Purpose

The purpose of this document is to instruct SAP customers on how to analyse hanging situations in their HANA system.

Overview

So what constitutes a hanging situation in HANA? When we talk about a hanging situation we generally refer to a whole system wide hang, as opposed to highlighting one specific activity, ie: queries or operations. This means we are going to look at the systems conditions (performance) which leads the DB to run slowly, or not at all in some cases;


ex:

  • Database has stopped responding but has not crashed.
  • Database hangs during startup and does not start up.
  • Application is hanging but new connections to the database are still possible (Possibly not a HANA DB issue which must be analysed from an application perspective before looked at from a HANA DB perspective)

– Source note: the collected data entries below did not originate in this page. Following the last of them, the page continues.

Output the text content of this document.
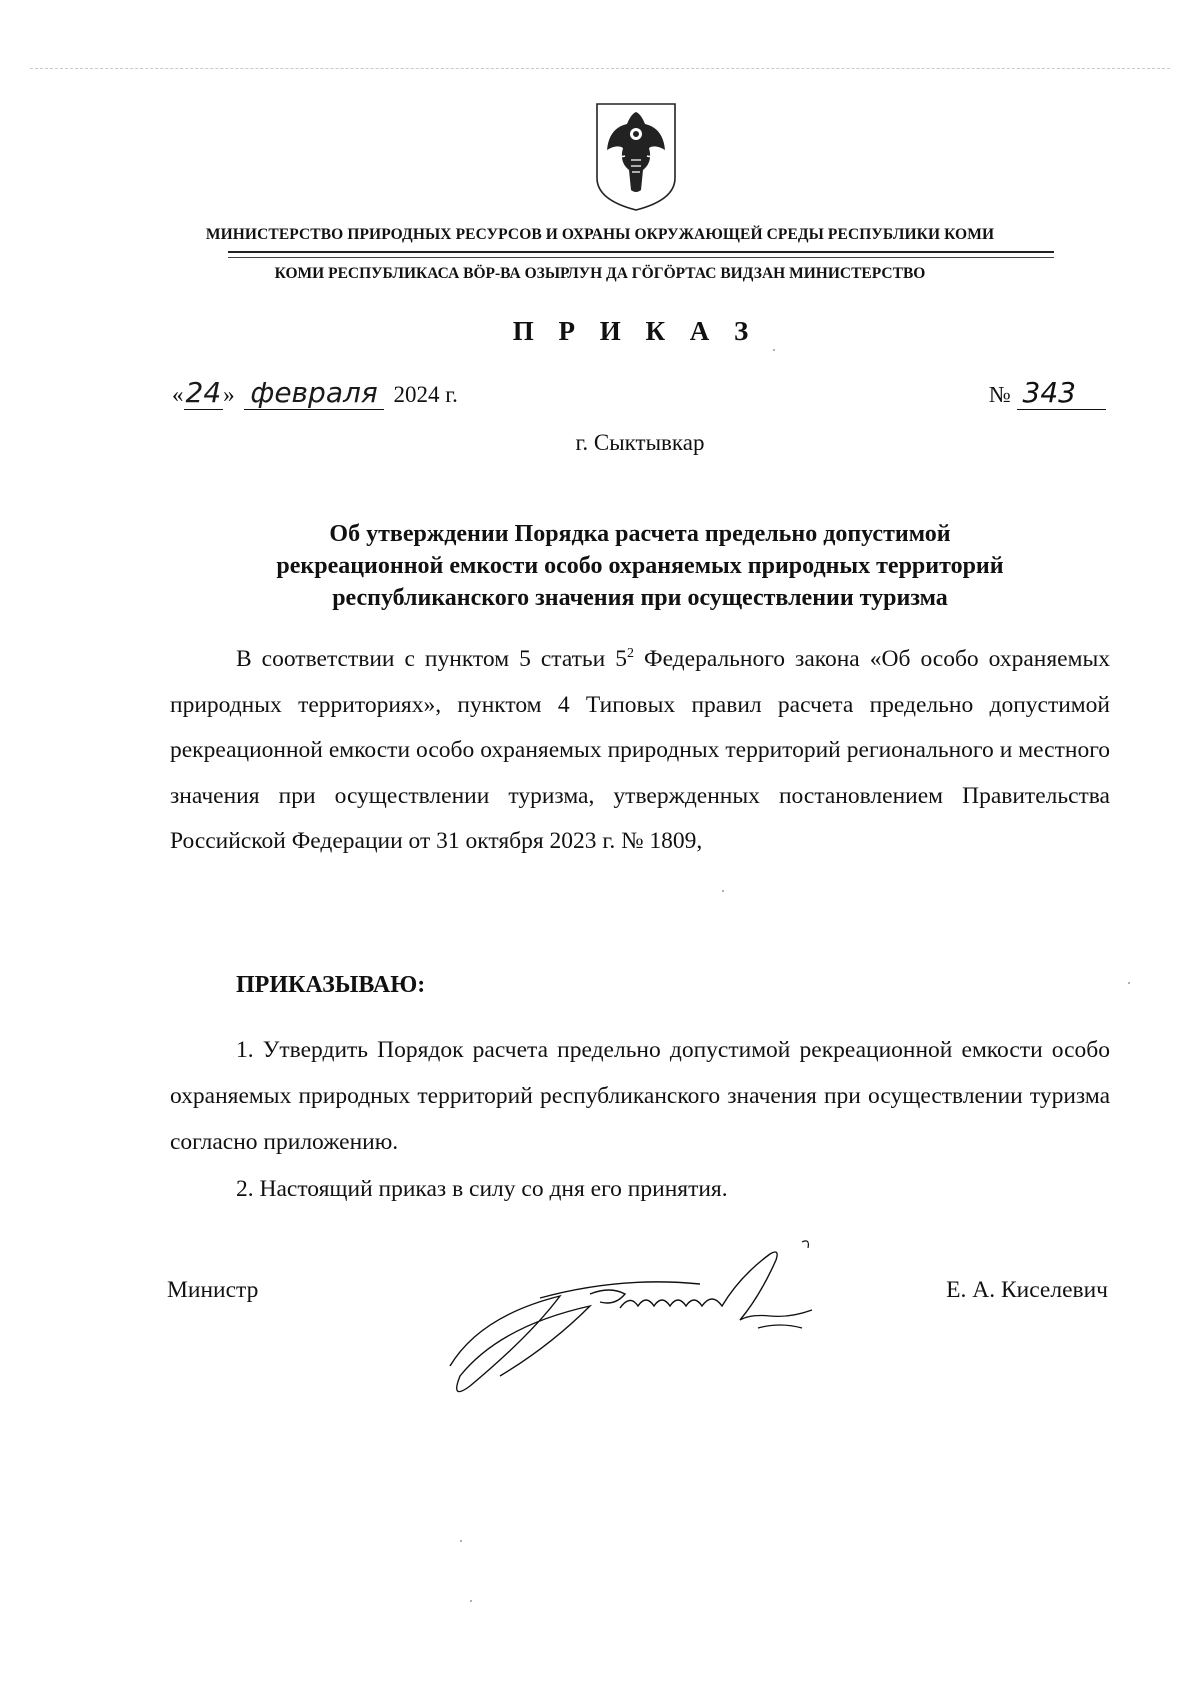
МИНИСТЕРСТВО ПРИРОДНЫХ РЕСУРСОВ И ОХРАНЫ ОКРУЖАЮЩЕЙ СРЕДЫ РЕСПУБЛИКИ КОМИ
КОМИ РЕСПУБЛИКАСА ВӦР-ВА ОЗЫРЛУН ДА ГӦГӦРТАС ВИДЗАН МИНИСТЕРСТВО
П Р И К А З
«24» февраля 2024 г.	№ 343
г. Сыктывкар
Об утверждении Порядка расчета предельно допустимой
рекреационной емкости особо охраняемых природных территорий
республиканского значения при осуществлении туризма
В соответствии с пунктом 5 статьи $5^2$ Федерального закона «Об особо охраняемых природных территориях», пунктом 4 Типовых правил расчета предельно допустимой рекреационной емкости особо охраняемых природных территорий регионального и местного значения при осуществлении туризма, утвержденных постановлением Правительства Российской Федерации от 31 октября 2023 г. № 1809,
ПРИКАЗЫВАЮ:
1. Утвердить Порядок расчета предельно допустимой рекреационной емкости особо охраняемых природных территорий республиканского значения при осуществлении туризма согласно приложению.
2. Настоящий приказ в силу со дня его принятия.
Министр	Е. А. Киселевич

Like all other software systems, SAP HANA relies on hardware to run its processes. Even when looking at the most basic single sever, single host, we can see many areas which over lap and interact with one another, in other words, when you see a hang do not just assume the cause is all related to HANA.

Wiki.png

So a small example of a hang / freeze situation I have witnessed is when a user goes to open the “Administrative Tab” in HANA Studio and the system hangs for a long period of time. Below is a small example of troubleshooting this issue.

Troubleshooting

So here are some issues that you may face with hanging and what Traces are needed to troubleshoot.

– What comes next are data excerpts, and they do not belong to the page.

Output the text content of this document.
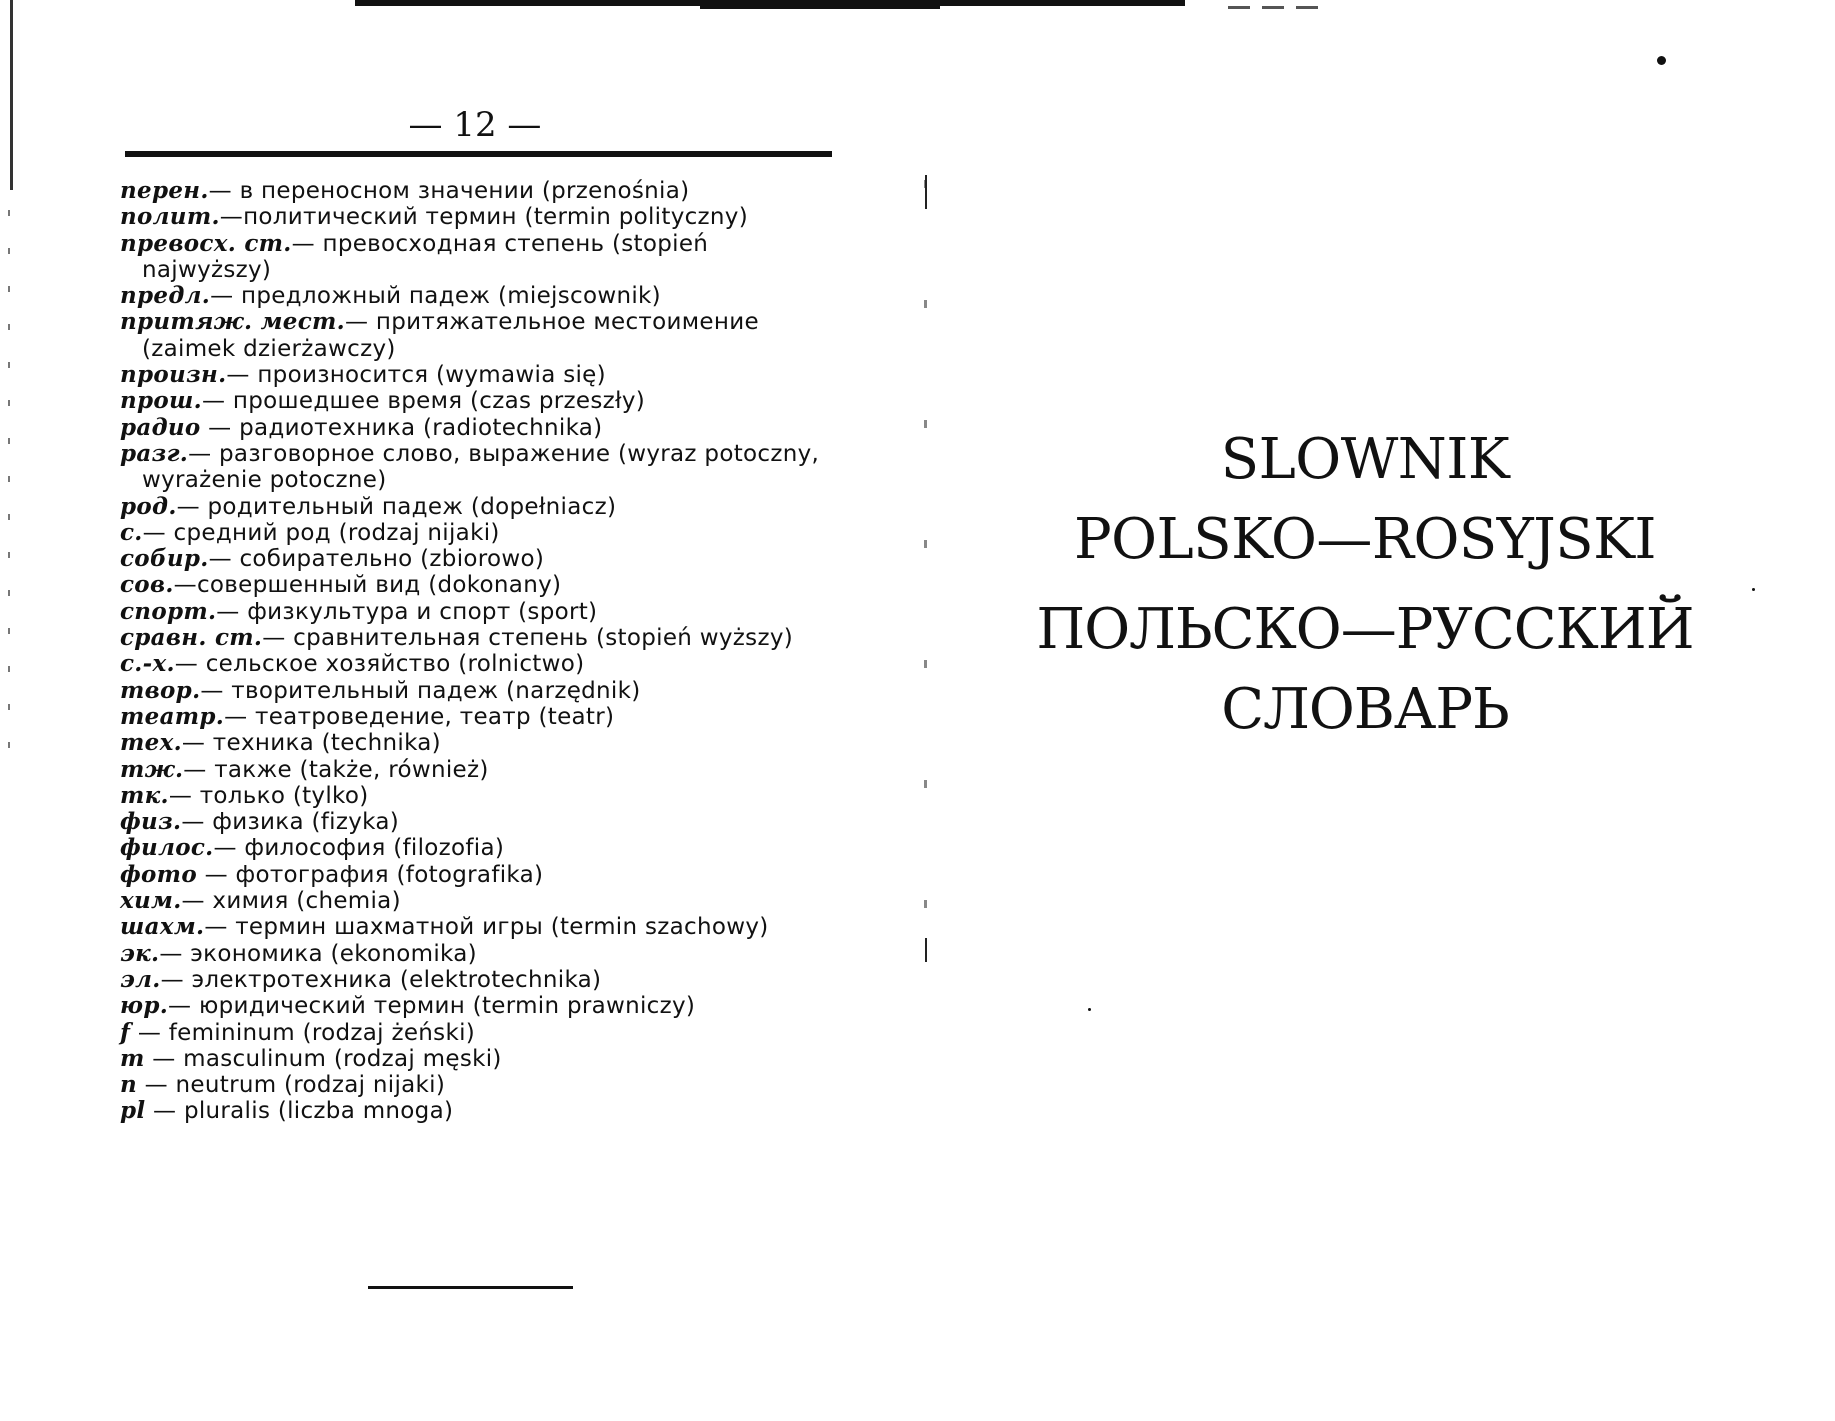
— 12 —
перен.— в переносном значении (przenośnia)
полит.—политический термин (termin polityczny)
превосх. ст.— превосходная степень (stopień najwyższy)
предл.— предложный падеж (miejscownik)
притяж. мест.— притяжательное местоимение (zaimek dzierżawczy)
произн.— произносится (wymawia się)
прош.— прошедшее время (czas przeszły)
радио — радиотехника (radiotechnika)
разг.— разговорное слово, выражение (wyraz potoczny, wyrażenie potoczne)
род.— родительный падеж (dopełniacz)
с.— средний род (rodzaj nijaki)
собир.— собирательно (zbiorowo)
сов.—совершенный вид (dokonany)
спорт.— физкультура и спорт (sport)
сравн. ст.— сравнительная степень (stopień wyższy)
с.-х.— сельское хозяйство (rolnictwo)
твор.— творительный падеж (narzędnik)
театр.— театроведение, театр (teatr)
тех.— техника (technika)
тж.— также (także, również)
тк.— только (tylko)
физ.— физика (fizyka)
филос.— философия (filozofia)
фото — фотография (fotografika)
хим.— химия (chemia)
шахм.— термин шахматной игры (termin szachowy)
эк.— экономика (ekonomika)
эл.— электротехника (elektrotechnika)
юр.— юридический термин (termin prawniczy)
f — femininum (rodzaj żeński)
m — masculinum (rodzaj męski)
n — neutrum (rodzaj nijaki)
pl — pluralis (liczba mnoga)
SLOWNIK
POLSKO—ROSYJSKI
ПОЛЬСКО—РУССКИЙ
СЛОВАРЬ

1: Hanging situation with High CPU Utilization.

2: Hanging situations with CPU Utilization because all threads are waiting.

  • Traces needed for further analysis: Runtime Dumps.

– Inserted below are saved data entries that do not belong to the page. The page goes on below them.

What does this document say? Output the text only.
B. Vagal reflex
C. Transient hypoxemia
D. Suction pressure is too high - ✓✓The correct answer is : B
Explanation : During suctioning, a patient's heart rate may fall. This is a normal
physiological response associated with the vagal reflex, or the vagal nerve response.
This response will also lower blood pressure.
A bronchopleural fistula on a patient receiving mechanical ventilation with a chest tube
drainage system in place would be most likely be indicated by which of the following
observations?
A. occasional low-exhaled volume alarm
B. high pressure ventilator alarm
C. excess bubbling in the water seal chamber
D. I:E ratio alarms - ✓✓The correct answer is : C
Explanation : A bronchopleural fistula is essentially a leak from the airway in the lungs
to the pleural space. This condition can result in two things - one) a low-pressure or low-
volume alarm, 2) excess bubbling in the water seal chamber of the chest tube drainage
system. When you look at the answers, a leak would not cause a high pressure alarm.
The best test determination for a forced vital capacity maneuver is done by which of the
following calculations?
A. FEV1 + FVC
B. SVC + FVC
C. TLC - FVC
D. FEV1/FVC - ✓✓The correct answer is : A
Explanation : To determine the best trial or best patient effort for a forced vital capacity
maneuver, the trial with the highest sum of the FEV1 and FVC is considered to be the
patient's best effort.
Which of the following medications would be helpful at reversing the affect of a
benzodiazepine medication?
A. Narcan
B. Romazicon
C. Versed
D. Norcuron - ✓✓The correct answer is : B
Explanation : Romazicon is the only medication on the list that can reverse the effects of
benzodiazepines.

3: Hanging situations where a logon via SSH is not possible. (Either wrong OS configuration or an OS/Hardware issue.)


Wrong OS configuration


The system must not swap. What you have to remember is that HANA limits its memory usage by the Global Allocation Limit. Other non HANA processes or other instances can interfere with the HANA system. So it is important that HANA is really assigned the memory up to the GAL and nothing else using this.

A large file cache can lead to problem. When checking the cache size (top command) please remember that HANA shared memory is also booked as “shared”. The remaining cache size is (in general) not available for HANA. If this is high, then we have to find out why?. The most probable reason for this is outside HANA. (See Linux paging improvements)

Transparent Huge Pages must be deactivated. THP will make HANA run quicker for a while but when it comes to splitting THP’s , the system gets so slow that working with it is not possible.


The first thing you have to think of when you face this situation is to execute Runtime Dumps immediately.

Runtime Dumps can useful for the following situations:

  • Standstill situations
  • High CPU
  • Hanging Threads
  • Query cancellation not working

By checking a RTE dump you can look for certain key indicators such as Large Query plans. Large Query plans can indicate problematic SQL Queries. The thread of this SQL query can then be checked via the parent and also its child threads. These threads then link you back to short stacks which then can checked to see what exactly this stack is doing. See Troubleshooting High CPU for further info.

As the HANA Studio will more than likely be hanging during the hang / slow performance, you can use SSH to run the Runtime Dumps with 2 minute intervals through the means of this hdbsql script:

DATE=`date +%Y%m%d.%H%M%S` ; for PID in `ps x|grep -E “hdb(index)server”|grep -v grep|awk ‘{print $1}’` ; do CMDLINE=`ps x|grep -E “^ *${PID}”|grep -v grep |awk ‘{for(i=5;i<=NF;i++) printf $(i)}’` ; echo $PID – $CMDLINE ; hdbcons -p ${PID} “runtimedump dump -c” >${CMDLINE}-${PID}-${DATE}.dump ; done ; sleep 120 ; DATE=`date +%Y%m%d.%H%M%S` ; for PID in `ps x|grep -E “hdb((index+)server”|grep -v grep|awk ‘{print $1}’` ; do CMDLINE=`ps x|grep -E “^ *${PID}”|grep -v grep |awk ‘{for(i=5;i<=NF;i++) printf $(i)}’` ; echo $PID – $CMDLINE ; hdbcons -p ${PID} “runtimedump dump -c” >${CMDLINE}-${PID}-${DATE}.dump ; done ; sleep 120 ; DATE=`date +%Y%m%d.%H%M%S` ; for PID in `ps x|grep -E “hdb((index+)server”|grep -v grep|awk ‘{print $1}’` ; do CMDLINE=`ps x|grep -E “^ *${PID}”|grep -v grep |awk ‘{for(i=5;i<=NF;i++) printf $(i)}’` ; echo $PID – $CMDLINE ; hdbcons -p ${PID} “runtimedump dump -c” >${CMDLINE}-${PID}-${DATE}.dump ; done

After running the script you can then open the generated RTE dumps. The dumps will show you what exact queries were running at the time of the hang / freeze.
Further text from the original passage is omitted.